Ward 1 Alderman Ben Carver said the city was unprepared for the racial justice protest, which he said Tuesday "needed to happen." He previously told The Dispatch the protest should not have happened "without going through the proper channels."

 

The new policy will adequately prepare the city for similar events in the future, he said.

 

"My question to the mayor and city attorney was what would happen if a peaceful protest turned into a worst-case scenario, and I don't think there was a good answer to that, so policies needed to be drafted to protect us and the city from anything that might deface property or something like that," Carver said.

 

 

'The nature of the event'

 

Special events that are regularly scheduled and not spontaneous will still require insurance because they take up space in city parks and streets, and the new policy does not remove all incentives to go through the city's regular permit process, Spruill said.

 

"Pumpkinpalooza is not a protest," she said. "It's about the nature of the event."

 

Starkville's annual LGBTQ Pride celebration includes a parade, which is a First Amendment assembly, but it includes an event at Fire Station Park, so it will still require insurance, Spruill said.

 

The board initially denied a permit for the first Pride in 2018, despite organizers having insurance and completing the permit process, but later allowed it after organizers filed a federal lawsuit that has since been settled.

 

Organizers of spontaneous events do not need to notify the city at all if they meet all the following requirements: the event will be held in a public space such as a sidewalk or park, the event will not interfere with the public use of the space, fewer than 50 people will attend the event and the First Amendment expression is a response to a current public event.

 

The policy also includes a list of prohibited behaviors during a First Amendment assembly, including inciting violence against a person, publicly obstructing an individual's movement and resisting or obstructing police.

 

The board also voted unanimously to make special event permits an administrative decision instead of a legislative one in order to keep the new policy from discriminating against events that are not First Amendment assemblies.

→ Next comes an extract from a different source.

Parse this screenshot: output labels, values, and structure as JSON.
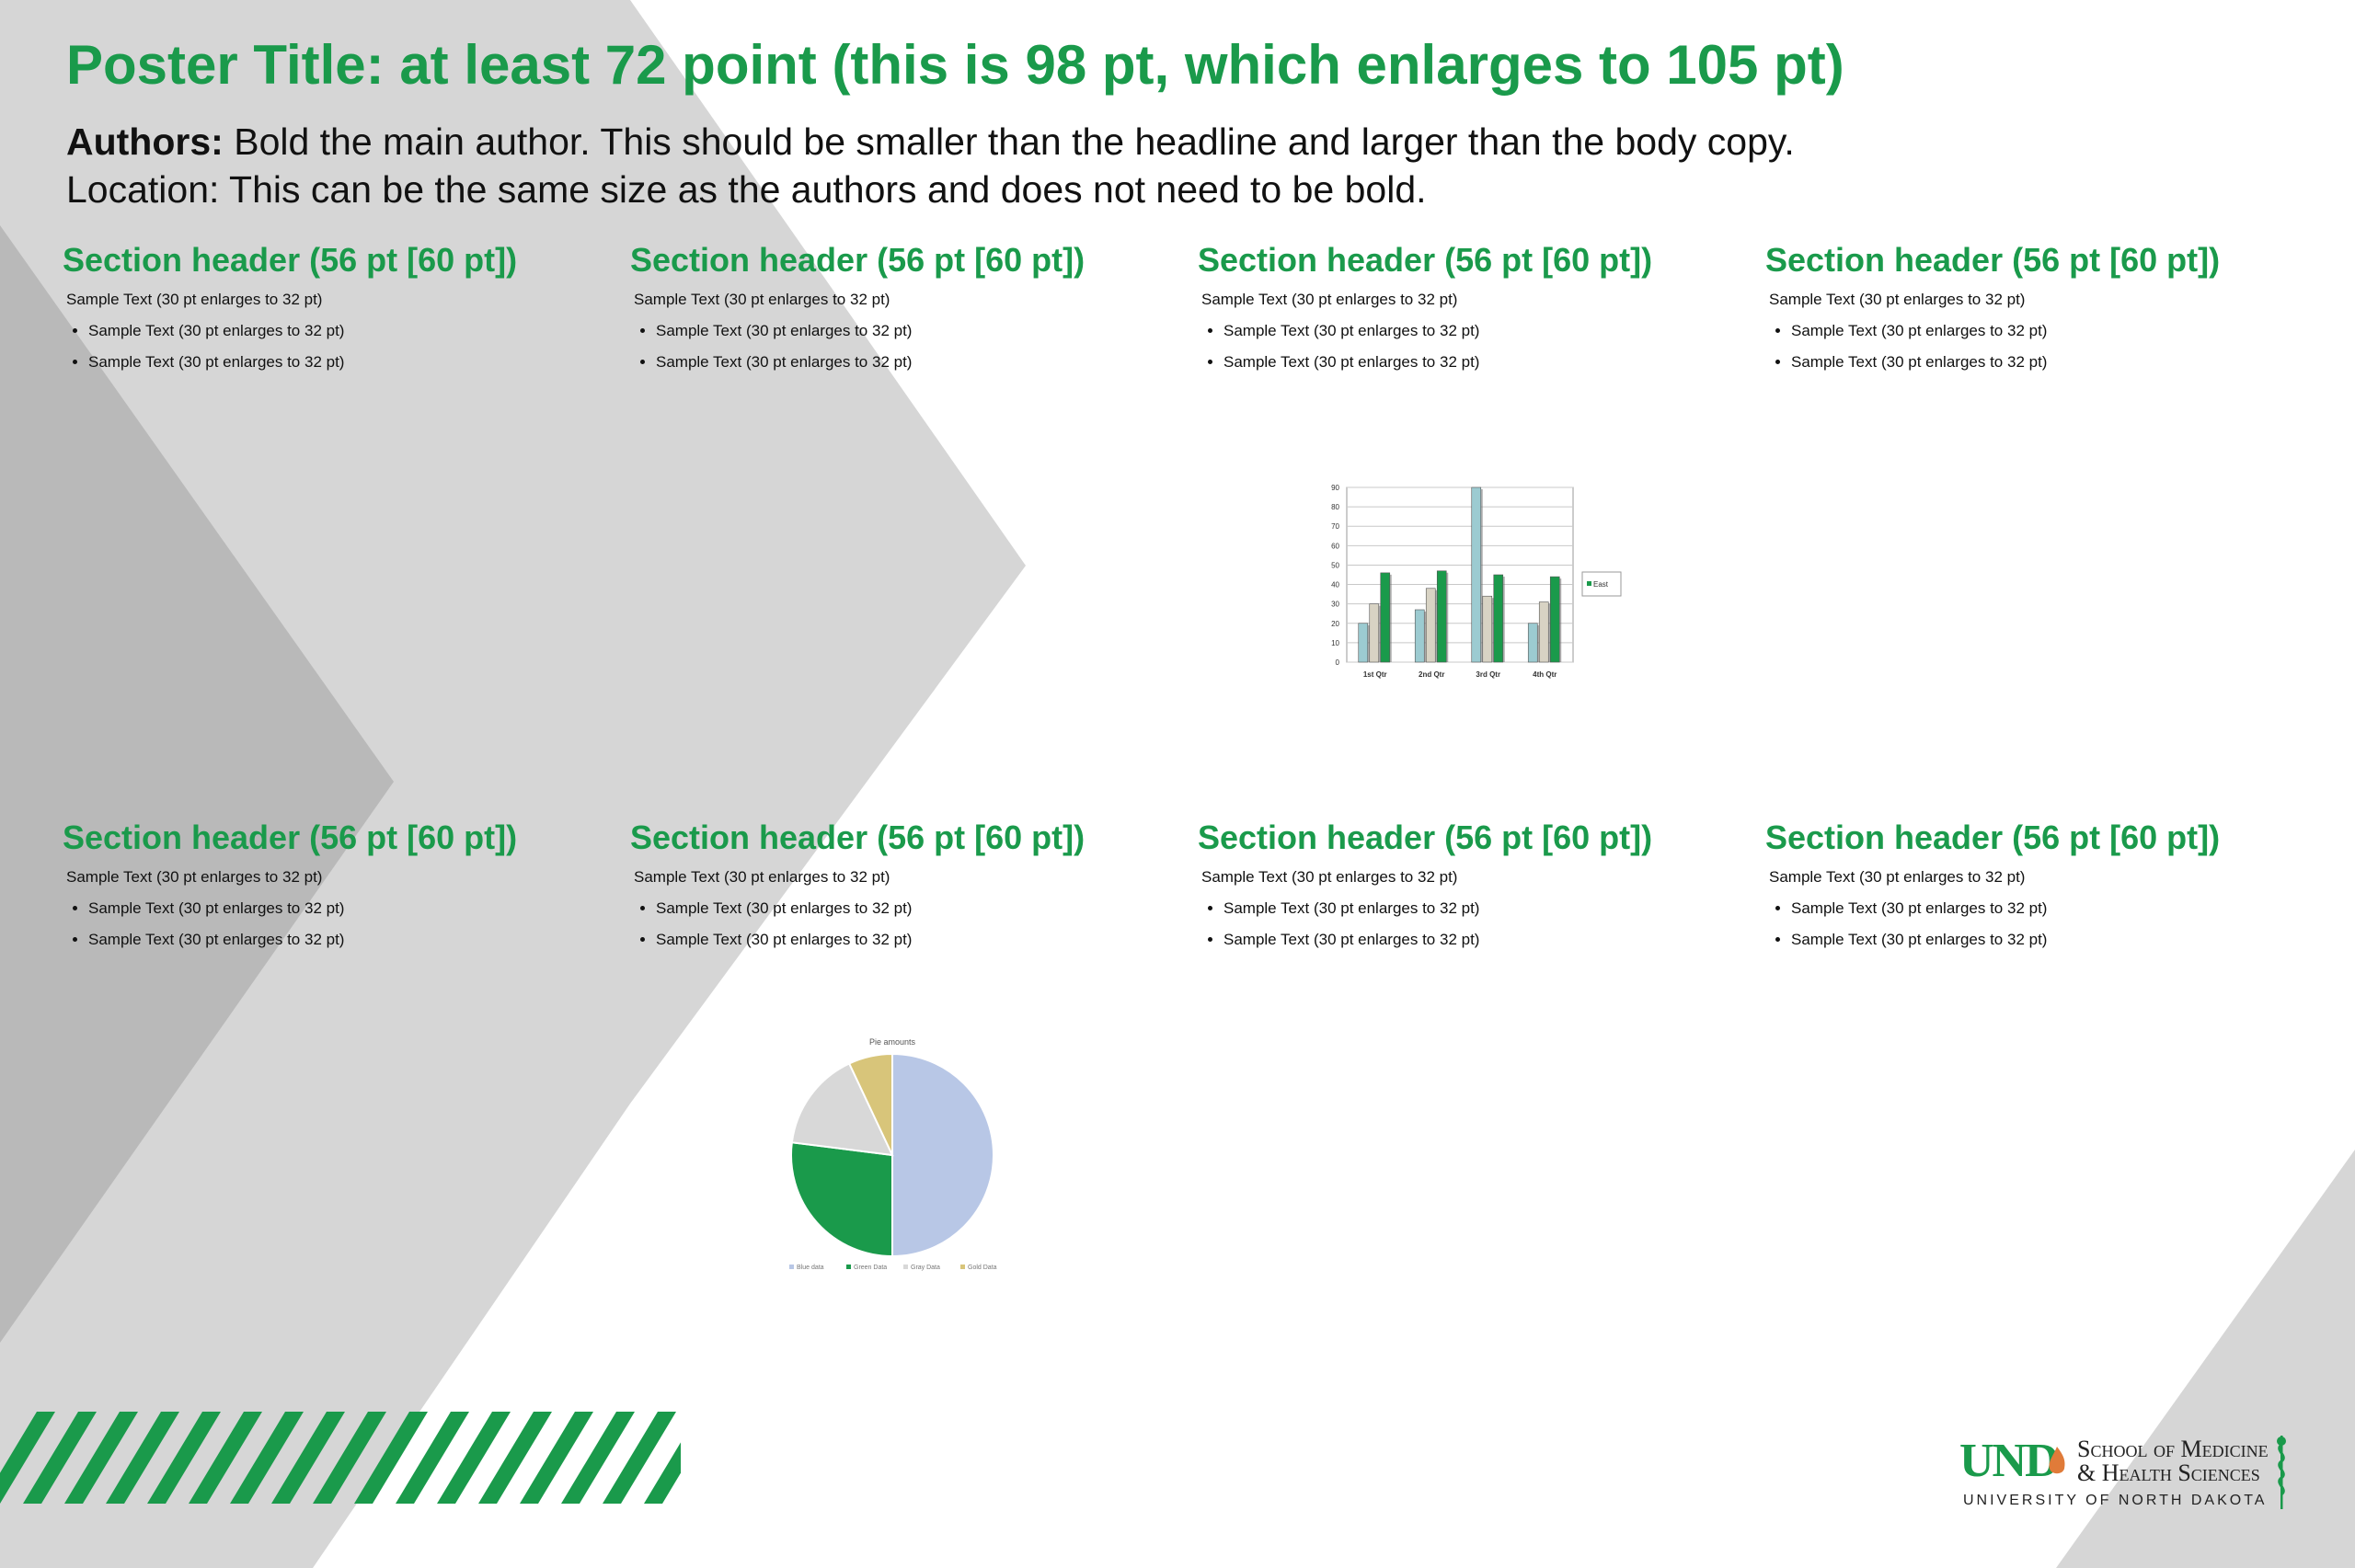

Issuing permits will no longer be up to the board, with exceptions under specific circumstances.

 

The board will have to vote on a permit if city administration denies an application or if the cost of an event will exceed $5,000 in city services.

 

The board has not unanimously approved a special event request since the second Pride vote in 2018. Aldermen Henry Vaughn Ward 7 and Vice Mayor Roy A. Perkins of Ward 6 said they would no longer vote in favor of any special event requests.

 

 

Dolan chosen as new parks director

 

The board unanimously appointed Craig Dolan as the city's new Parks and Recreation executive director. He was chosen from a pool of 21 applicants, and the board interviewed him and another finalist at Friday's work session.

 

Dolan will take his new position Aug. 1 and receive an annual salary of $80,000. He has been the director of recreation in Tarpon Springs, Florida since 2014. He previously worked in the recreation department in Largo, Florida and has both a bachelor's and master's degrees in sports management.

 

Gerry Logan, the previous parks director, left at the end of March to take a position as Mississippi sales representative with MUSCO Sports Lighting. David D'Aquilla, a member of the design team for Cornerstone Park, has been serving as part-time interim director.

 

The parks director position was one of only two exemptions from an indefinite hiring freeze the city implemented in March to offset an expected sales tax revenue shortfall due to the COVID-19 coronavirus pandemic.